According to California child welfare officials, the state’s foster care system will take a big hit if federal Title IV-E waivers are allowed to expire at the end of September.
“Our counties are likely to see a decrease of federal funds in the neighborhood of $320-some odd million at the conclusion of the waiver,” said Greg Rose, deputy director of the Children and Family Services Division of the California Department of Social Services (DSS), in a state budget hearing last week.
Title IV-E is the major federal funding mechanism for foster care, used by county and state child welfare agencies to cover the costs of the care and supervision of children in out-of-home placements.

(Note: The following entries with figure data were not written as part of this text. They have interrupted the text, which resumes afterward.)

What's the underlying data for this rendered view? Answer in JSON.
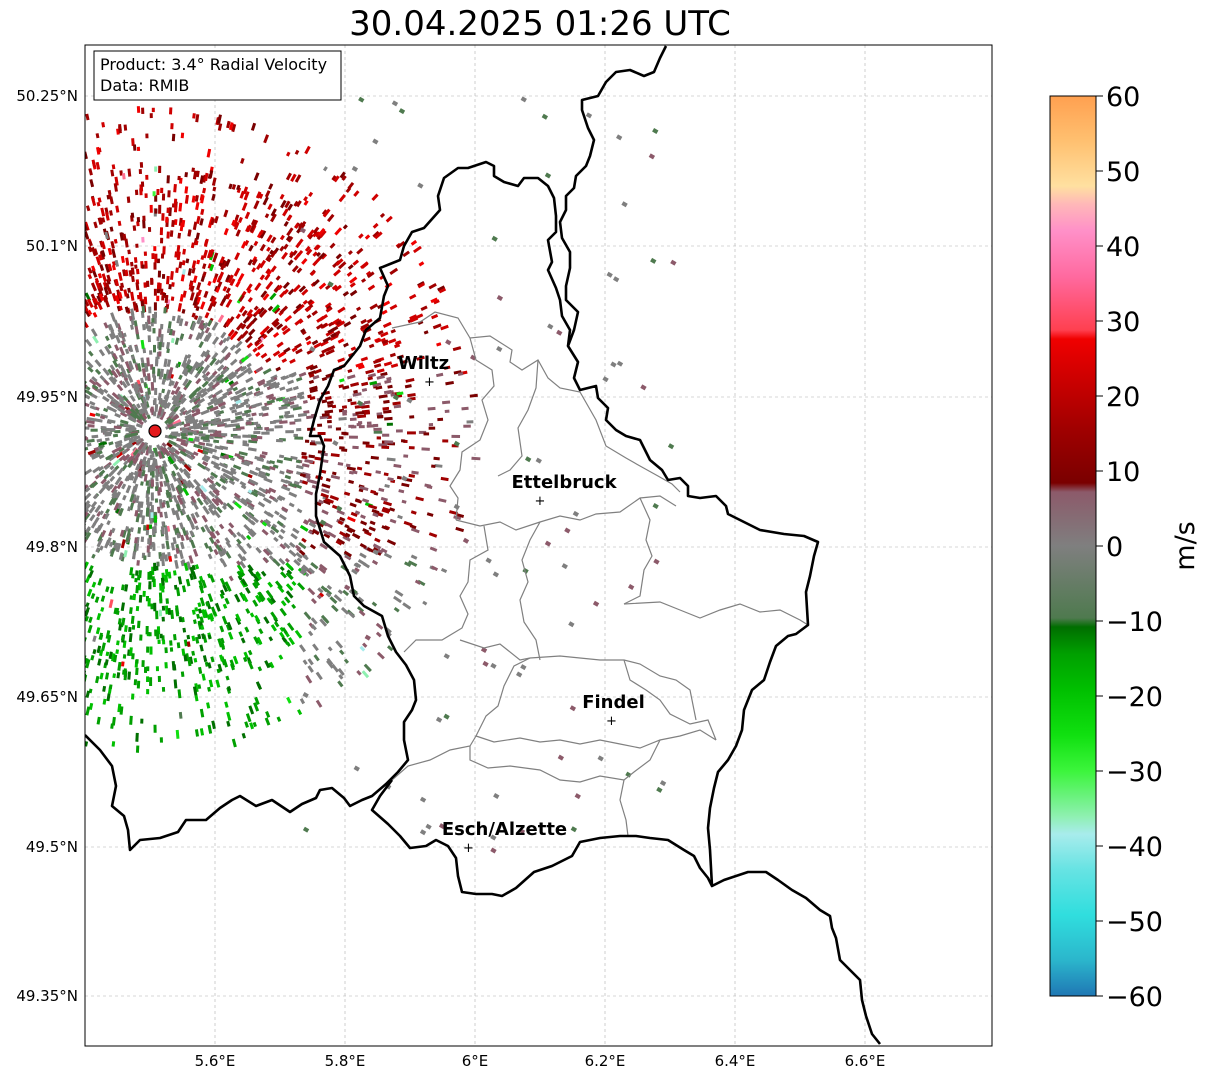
{
  "title": "30.04.2025 01:26 UTC",
  "info": {
    "product": "Product: 3.4° Radial Velocity",
    "data": "Data: RMIB"
  },
  "lat_ticks": [
    "50.25°N",
    "50.1°N",
    "49.95°N",
    "49.8°N",
    "49.65°N",
    "49.5°N",
    "49.35°N"
  ],
  "lon_ticks": [
    "5.6°E",
    "5.8°E",
    "6°E",
    "6.2°E",
    "6.4°E",
    "6.6°E"
  ],
  "cities": [
    {
      "name": "Wiltz",
      "lon": 5.93,
      "lat": 49.966
    },
    {
      "name": "Ettelbruck",
      "lon": 6.1,
      "lat": 49.847
    },
    {
      "name": "Findel",
      "lon": 6.21,
      "lat": 49.627
    },
    {
      "name": "Esch/Alzette",
      "lon": 5.99,
      "lat": 49.5
    }
  ],
  "radar_site": {
    "lon": 5.505,
    "lat": 49.915
  },
  "colorbar": {
    "label": "m/s",
    "ticks": [
      "60",
      "50",
      "40",
      "30",
      "20",
      "10",
      "0",
      "−10",
      "−20",
      "−30",
      "−40",
      "−50",
      "−60"
    ],
    "min": -60,
    "max": 60,
    "colors": {
      "-60": "#1f77b4",
      "-55": "#2bb6cc",
      "-50": "#30dede",
      "-45": "#66e3e3",
      "-40": "#a8ecec",
      "-35": "#8ef0b0",
      "-30": "#3cf53c",
      "-25": "#10e010",
      "-20": "#00c000",
      "-15": "#00a000",
      "-10": "#007000",
      "-5": "#4f7a4f",
      "0": "#7f7f7f",
      "5": "#8c5a6a",
      "10": "#7a0000",
      "15": "#a00000",
      "20": "#d00000",
      "25": "#f00000",
      "30": "#ff5060",
      "35": "#ff7090",
      "40": "#ff90c8",
      "45": "#ffb8b8",
      "50": "#ffe0a0",
      "55": "#ffc070",
      "60": "#ffa050"
    }
  }
}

Since 2006, some jurisdictions across the country have been able to use a waiver that allows flexibility for a fixed funding amount, which can be used on services and supports beyond just the cost of foster care placements and their administration.
The passage of the Family First Prevention Services Act last year brought bold changes to the financing of child welfare. With the new law, the federal government is now opening up the Title IV-E entitlement to include some prevention services for families at risk of having their children enter foster care.
But even with flexibility on the horizon, Los Angeles County is leading a coalition of other waiver counties and states in an effort to maintain the status quo. A bill introduced in the Senate by Sens. Dianne Feinstein (D-Calif.) and Marco Rubio (R-Fla.) would extend the waiver arrangement until 2021.
In California, the nine counties under the waiver — which comprise more than half of all foster children in the state — include Alameda, Butte, Lake, Los Angeles, Sacramento, San Diego, San Francisco, Santa Clara and Sonoma counties.
According to a recent Child Trends national survey of how states used waiver funds in 2016, 73 percent of waiver funds were spent on children eligible under Title IV-E foster care. Of the remaining 27 percent, 10 percent was spent on services and activities not previously allowable under Title IV-E, and the rest was used for children who would not have been eligible for services without the waiver.
California was one of three waiver states that did not respond to the Child Trends survey, but according to data obtained from California DSS by The Imprint, California spent about 77 percent of its total waiver dollars on services and activities reimbursable under Title IV-E in eight quarters from December 2015 until September 2017.
Rose of the DSS said that California is “likely to implement the federal [Families First Act] law in 2021,” leaving waiver counties in a bind over the next two years barring any federal legislation to extend the waiver.
Rose said all nine waiver counties in California do have a “phase-down plan” to adjust to the potential end of the waiver.
But he said the state is now shifting to looking at how it can implement the Family First Act. That means waiting on the Department of Health and Human Services to expand a short list of approved models and program for prevention that are eligible to receive cost sharing from the federal government. Rose said that the list has little crossover with what waiver counties are now employing for prevention and early intervention services.
“Clearly, we’ll be using the next two years until 2021, in addition to lining up to what we need to do to implement [the congregate care reform portion of the Family First Act] … we will be working on a way to look at how could some of these young people who are candidates [for foster care] and their families get services and at the same time, we’ve been lobbying the government to expand the list [of approved programs] … We will be doing what we can to work with our county colleagues to maximize whatever we can from the new federal law.”
John Kelly contributed to this story.